As described above, in the present embodiment, the entire discharge openings 71Rb and 71Lb are disposed at positions not overlapping the passage portion 42 of the scanner 4 in the Y direction. Therefore, it is possible to reduce an amount of a toner that falls on the passage portion 42 of the scanner 4 even when the toner falls downward from between the discharge opening 71b and a reception opening 53b. Therefore, it is possible to further suppress deterioration in performance of the scanner 4.

Other Embodiments

In the first and second embodiments described above, the waste toner accommodating portion 62 includes the first waste toner chamber 62a, the second waste toner chamber 62b, and the connecting chamber 62c, and the scanner 4 is disposed in the recess 63 of the waste toner accommodating portion 62, but the present technology is not limited thereto. For example, the waste toner accommodating portion 62 does not have to have the recess 63. In this case, for example, the waste toner accommodating portion 62 may be arranged so as to at least partially overlap the scanner 4 when viewed in the Y direction, and may be arranged so as to be offset from the scanner 4 in the Y direction. As described above, the shape and material of the waste toner accommodating portion 62 are not limited as long as the waste toner accommodating portion 62 is arranged so as to at least partially overlap the scanner 4 when viewed in the Y direction.

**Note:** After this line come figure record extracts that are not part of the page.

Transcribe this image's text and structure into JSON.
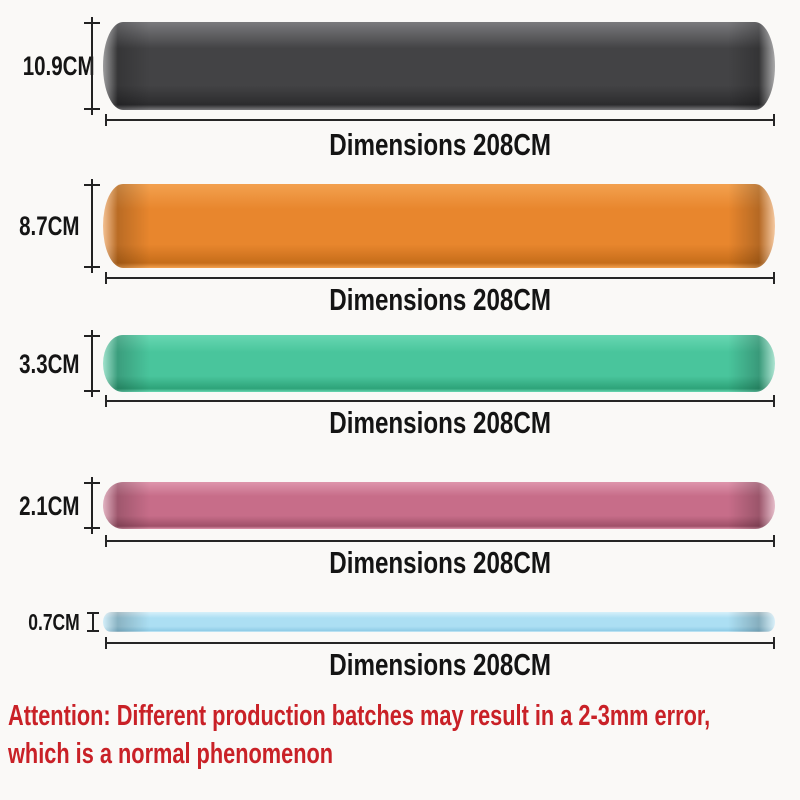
{
  "bands": [
    {
      "name": "black-band",
      "height_label": "10.9CM",
      "length_label": "Dimensions 208CM",
      "color": "#434345",
      "color_light": "#7a7a7d",
      "color_dark": "#2c2c2e"
    },
    {
      "name": "orange-band",
      "height_label": "8.7CM",
      "length_label": "Dimensions 208CM",
      "color": "#e8862d",
      "color_light": "#f3a14f",
      "color_dark": "#c66d1a"
    },
    {
      "name": "green-band",
      "height_label": "3.3CM",
      "length_label": "Dimensions 208CM",
      "color": "#49c59c",
      "color_light": "#68d7b2",
      "color_dark": "#2ea379"
    },
    {
      "name": "pink-band",
      "height_label": "2.1CM",
      "length_label": "Dimensions 208CM",
      "color": "#c76d89",
      "color_light": "#de95ac",
      "color_dark": "#9f5068"
    },
    {
      "name": "blue-band",
      "height_label": "0.7CM",
      "length_label": "Dimensions 208CM",
      "color": "#acdff3",
      "color_light": "#d6f0fa",
      "color_dark": "#90cce6"
    }
  ],
  "attention": {
    "line1": "Attention: Different production batches may result in a 2-3mm error,",
    "line2": "which is a normal phenomenon",
    "color": "#c92127"
  }
}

In the present embodiment, the toner cartridge 70 includes the two discharge openings 71Rb and 71Lb, but the present technology is not limited thereto. For example, the number of discharge openings (71b) provided in the toner cartridge 70 may be one or three or more.

In the first and second embodiments described above, a configuration in which the rotary body 90 includes the four developing units 50y to 50k and the toners of four colors are used to form a color image has been described. However, the rotary body 90 may include three or less developing units, or may include five or more developing units. In these cases, the number and arrangement of the trays and the toner cartridges can be appropriately changed according to the number of developing units. For example, in the first and second embodiments described above, a configuration in which the four toner cartridges 70y to 70k is attachable to and detachable from the rotary body 90 has been exemplified. However, the rotary body 90 may include only one developing unit 50k, and only one toner cartridge 70k may be mounted on the rotary body 90. In this case, the rotary body 90 rotates clockwise in FIG. 1 around the rotation axis 90C, and can sequentially take the black replacement posture and the black developing posture.

In the first and second embodiments described above, a configuration in which the rotary body 90 includes the four developing units 50y to 50k and the toners of four colors are used to form a color image has been described. However, the rotary body 90 may include a plurality of developing units capable of performing image formation using toners of the same color. For example, the rotary body 90 may include four black developing units 50k, and four toner cartridges 70k may be mounted on the rotary body 90.

While the present invention has been described with reference to exemplary embodiments, it is to be understood that the invention is not limited to the disclosed exemplary embodiments. The scope of the following claims is to be accorded the broadest interpretation so as to encompass all such modifications and equivalent structures and functions.

This application claims the benefit of Japanese Patent Application No. 2024-070299, filed Apr. 24, 2024 and Japanese Patent Application No. 2024-070298, filed Apr. 24, 2024, which are hereby incorporated by reference herein in their entirety.